Department of Urology, UCSF, San Francisco, California, USA.
J Endourol. 2024 Aug;38(8):809-816. doi: 10.1089/end.2023.0457.
The absence of predictive markers for kidney stone recurrence poses a challenge for the clinical management of stone disease. The unpredictability of stone events is also a significant limitation for clinical trials, where many patients must be enrolled to obtain sufficient stone events for analysis. In this study, we sought to use machine learning methods to identify a novel algorithm to predict stone recurrence. Patients enrolled in the Registry for Stones of the Kidney and Ureter (ReSKU), a registry of nephrolithiasis patients collected between 2015-2020, with at least one prospectively collected 24-hour urine test (Litholink 24-hour urine test; Labcorp) were included in the training set. A validation set was obtained from chart review of stone patients not enrolled in ReSKU with 24-hour urine data. Stone events were defined as either an office visit where a patient reports symptomatic passage of stones or a surgical procedure for stone removal. Seven prediction classification methods were evaluated. Predictive analyses and receiver operator characteristics (ROC) curve generation were performed in R. A training set of 423 kidney stone patients with stone event data and 24-hour urine samples were trained using the prediction classification methods. The highest performing prediction model was a Logistic Regression with ElasticNet machine learning model (area under curve [AUC] = 0.65). Restricting analysis to high confidence predictions significantly improved model accuracy (AUC = 0.82). The prediction model was validated on a validation set of 172 stone patients with stone event data and 24-hour urine samples. Prediction accuracy in the validation set demonstrated moderate discriminative ability (AUC = 0.64). Repeat modeling was performed with four of the highest scoring features, and ROC analyses demonstrated minimal loss in accuracy (AUC = 0.63). Machine-learning models based on 24-hour urine data can predict stone recurrences with a moderate degree of accuracy.
肾结石复发的预测标志物缺失给结石病的临床管理带来了挑战。结石事件的不可预测性也是临床试验的一个重大限制,因为需要招募许多患者才能获得足够的结石事件进行分析。在这项研究中,我们试图使用机器学习方法来确定一种新的算法来预测结石复发。
在 2015-2020 年间收集的肾结石和输尿管结石登记处(ReSKU)登记处中,至少有一项前瞻性收集的 24 小时尿液测试(Litholink 24 小时尿液测试;Labcorp)的患者被纳入训练集。验证集是从未纳入 ReSKU 的结石患者的图表回顾中获得的,这些患者有 24 小时尿液数据。结石事件定义为患者报告有症状的结石排出或进行结石清除的手术。评估了七种预测分类方法。预测分析和接收者操作特征(ROC)曲线生成在 R 中进行。

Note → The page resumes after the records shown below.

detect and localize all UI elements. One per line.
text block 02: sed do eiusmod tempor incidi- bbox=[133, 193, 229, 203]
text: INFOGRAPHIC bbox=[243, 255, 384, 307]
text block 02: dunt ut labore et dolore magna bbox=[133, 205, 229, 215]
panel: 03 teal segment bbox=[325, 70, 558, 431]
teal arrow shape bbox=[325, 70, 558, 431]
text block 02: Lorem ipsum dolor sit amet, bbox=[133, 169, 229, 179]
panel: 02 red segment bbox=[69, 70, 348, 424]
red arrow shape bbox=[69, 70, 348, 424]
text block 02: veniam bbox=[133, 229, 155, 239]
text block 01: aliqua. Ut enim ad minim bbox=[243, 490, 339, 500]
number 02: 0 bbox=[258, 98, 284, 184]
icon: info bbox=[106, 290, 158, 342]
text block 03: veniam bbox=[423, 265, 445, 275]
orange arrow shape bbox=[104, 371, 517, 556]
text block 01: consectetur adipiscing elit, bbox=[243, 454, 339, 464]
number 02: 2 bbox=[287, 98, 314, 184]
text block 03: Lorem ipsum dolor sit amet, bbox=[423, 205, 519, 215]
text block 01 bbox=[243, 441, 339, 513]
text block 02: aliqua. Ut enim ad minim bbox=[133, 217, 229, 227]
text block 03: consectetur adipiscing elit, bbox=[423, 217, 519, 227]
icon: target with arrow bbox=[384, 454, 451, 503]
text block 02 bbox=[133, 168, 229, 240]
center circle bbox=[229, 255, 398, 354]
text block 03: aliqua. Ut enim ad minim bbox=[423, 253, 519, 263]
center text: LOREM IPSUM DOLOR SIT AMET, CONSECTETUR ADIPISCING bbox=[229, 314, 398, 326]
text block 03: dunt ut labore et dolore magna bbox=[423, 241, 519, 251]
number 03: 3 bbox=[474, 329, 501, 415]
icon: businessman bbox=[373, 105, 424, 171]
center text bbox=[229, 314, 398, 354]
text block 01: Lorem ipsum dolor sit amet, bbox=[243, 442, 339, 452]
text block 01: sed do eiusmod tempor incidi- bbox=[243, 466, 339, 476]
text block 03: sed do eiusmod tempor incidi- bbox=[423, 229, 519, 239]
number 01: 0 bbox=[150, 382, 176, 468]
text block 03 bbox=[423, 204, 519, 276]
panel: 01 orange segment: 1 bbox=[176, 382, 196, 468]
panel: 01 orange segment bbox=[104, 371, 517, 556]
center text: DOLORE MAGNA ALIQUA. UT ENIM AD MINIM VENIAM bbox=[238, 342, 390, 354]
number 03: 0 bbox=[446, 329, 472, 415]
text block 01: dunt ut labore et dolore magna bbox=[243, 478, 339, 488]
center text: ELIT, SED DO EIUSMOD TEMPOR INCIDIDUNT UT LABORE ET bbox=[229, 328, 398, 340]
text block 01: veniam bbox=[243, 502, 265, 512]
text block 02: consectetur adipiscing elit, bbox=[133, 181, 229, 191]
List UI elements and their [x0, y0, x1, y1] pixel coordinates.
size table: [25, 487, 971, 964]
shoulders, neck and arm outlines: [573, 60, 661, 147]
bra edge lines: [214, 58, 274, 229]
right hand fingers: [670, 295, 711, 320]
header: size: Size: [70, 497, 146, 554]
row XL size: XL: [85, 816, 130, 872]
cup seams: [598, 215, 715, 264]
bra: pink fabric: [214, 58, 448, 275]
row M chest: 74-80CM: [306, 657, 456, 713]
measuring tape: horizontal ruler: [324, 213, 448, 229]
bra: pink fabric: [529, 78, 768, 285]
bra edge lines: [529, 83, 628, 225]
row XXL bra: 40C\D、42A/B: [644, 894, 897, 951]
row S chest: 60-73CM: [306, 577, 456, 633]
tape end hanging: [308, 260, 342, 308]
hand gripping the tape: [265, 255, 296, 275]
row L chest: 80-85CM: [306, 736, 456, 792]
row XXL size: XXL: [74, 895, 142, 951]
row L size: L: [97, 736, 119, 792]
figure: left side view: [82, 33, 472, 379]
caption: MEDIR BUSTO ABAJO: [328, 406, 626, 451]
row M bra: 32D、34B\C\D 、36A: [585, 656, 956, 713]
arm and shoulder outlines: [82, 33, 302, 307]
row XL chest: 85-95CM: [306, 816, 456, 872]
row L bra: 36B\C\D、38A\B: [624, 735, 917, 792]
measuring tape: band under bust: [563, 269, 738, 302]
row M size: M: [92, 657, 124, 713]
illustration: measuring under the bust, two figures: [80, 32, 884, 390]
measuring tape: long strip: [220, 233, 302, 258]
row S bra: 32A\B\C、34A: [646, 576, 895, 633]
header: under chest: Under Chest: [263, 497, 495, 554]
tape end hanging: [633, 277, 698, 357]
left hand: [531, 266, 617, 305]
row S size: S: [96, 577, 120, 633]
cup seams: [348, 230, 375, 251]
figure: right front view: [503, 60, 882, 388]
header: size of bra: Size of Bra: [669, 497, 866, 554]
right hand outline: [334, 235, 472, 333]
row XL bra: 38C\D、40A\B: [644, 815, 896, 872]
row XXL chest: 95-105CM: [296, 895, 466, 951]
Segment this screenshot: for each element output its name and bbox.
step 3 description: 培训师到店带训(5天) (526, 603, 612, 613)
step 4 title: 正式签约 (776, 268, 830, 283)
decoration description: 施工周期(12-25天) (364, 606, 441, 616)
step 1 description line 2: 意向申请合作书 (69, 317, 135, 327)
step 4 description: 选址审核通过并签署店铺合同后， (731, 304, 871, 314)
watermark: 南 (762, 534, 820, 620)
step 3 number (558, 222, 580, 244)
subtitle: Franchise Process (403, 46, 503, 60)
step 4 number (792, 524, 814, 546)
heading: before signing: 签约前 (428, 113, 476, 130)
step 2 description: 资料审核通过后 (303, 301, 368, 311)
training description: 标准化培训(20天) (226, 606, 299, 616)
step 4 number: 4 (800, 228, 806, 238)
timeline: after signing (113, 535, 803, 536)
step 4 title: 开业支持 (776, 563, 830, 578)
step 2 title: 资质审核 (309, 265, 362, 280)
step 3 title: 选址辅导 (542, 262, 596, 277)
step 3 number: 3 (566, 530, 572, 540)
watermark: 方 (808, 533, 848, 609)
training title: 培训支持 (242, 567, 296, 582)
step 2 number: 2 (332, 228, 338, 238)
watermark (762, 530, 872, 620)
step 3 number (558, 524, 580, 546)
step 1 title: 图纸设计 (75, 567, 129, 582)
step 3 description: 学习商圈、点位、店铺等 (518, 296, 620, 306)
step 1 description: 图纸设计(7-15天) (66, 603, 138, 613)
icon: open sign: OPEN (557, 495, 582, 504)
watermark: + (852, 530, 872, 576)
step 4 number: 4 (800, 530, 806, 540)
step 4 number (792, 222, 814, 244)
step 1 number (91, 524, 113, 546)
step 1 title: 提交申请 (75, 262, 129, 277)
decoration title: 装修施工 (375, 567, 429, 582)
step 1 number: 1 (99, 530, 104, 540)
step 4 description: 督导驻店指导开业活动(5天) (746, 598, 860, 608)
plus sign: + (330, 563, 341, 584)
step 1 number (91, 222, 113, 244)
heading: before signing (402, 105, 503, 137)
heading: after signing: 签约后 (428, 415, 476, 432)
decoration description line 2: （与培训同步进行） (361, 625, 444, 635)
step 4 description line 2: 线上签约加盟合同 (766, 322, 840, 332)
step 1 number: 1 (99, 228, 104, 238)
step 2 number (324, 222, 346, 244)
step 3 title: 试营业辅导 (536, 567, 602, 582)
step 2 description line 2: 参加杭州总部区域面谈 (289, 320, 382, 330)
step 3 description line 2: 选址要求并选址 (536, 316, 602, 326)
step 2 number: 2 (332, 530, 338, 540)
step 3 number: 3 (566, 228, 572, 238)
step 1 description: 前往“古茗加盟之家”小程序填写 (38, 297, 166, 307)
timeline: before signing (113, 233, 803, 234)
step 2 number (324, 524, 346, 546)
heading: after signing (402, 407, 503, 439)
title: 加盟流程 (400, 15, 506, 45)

使用预测分类方法对 423 名肾结石患者的结石事件数据和 24 小时尿液样本进行了训练。表现最好的预测模型是带有弹性网络机器学习模型的逻辑回归(曲线下面积[AUC] = 0.65)。将分析限制在高置信度预测可以显著提高模型准确性(AUC = 0.82)。在有结石事件数据和 24 小时尿液样本的验证集中对预测模型进行了验证。验证集中的预测准确性表现出中等的辨别能力(AUC = 0.64)。对四个得分最高的特征进行了重复建模,ROC 分析表明准确性几乎没有损失(AUC = 0.63)。
基于 24 小时尿液数据的机器学习模型可以在一定程度上准确预测结石复发。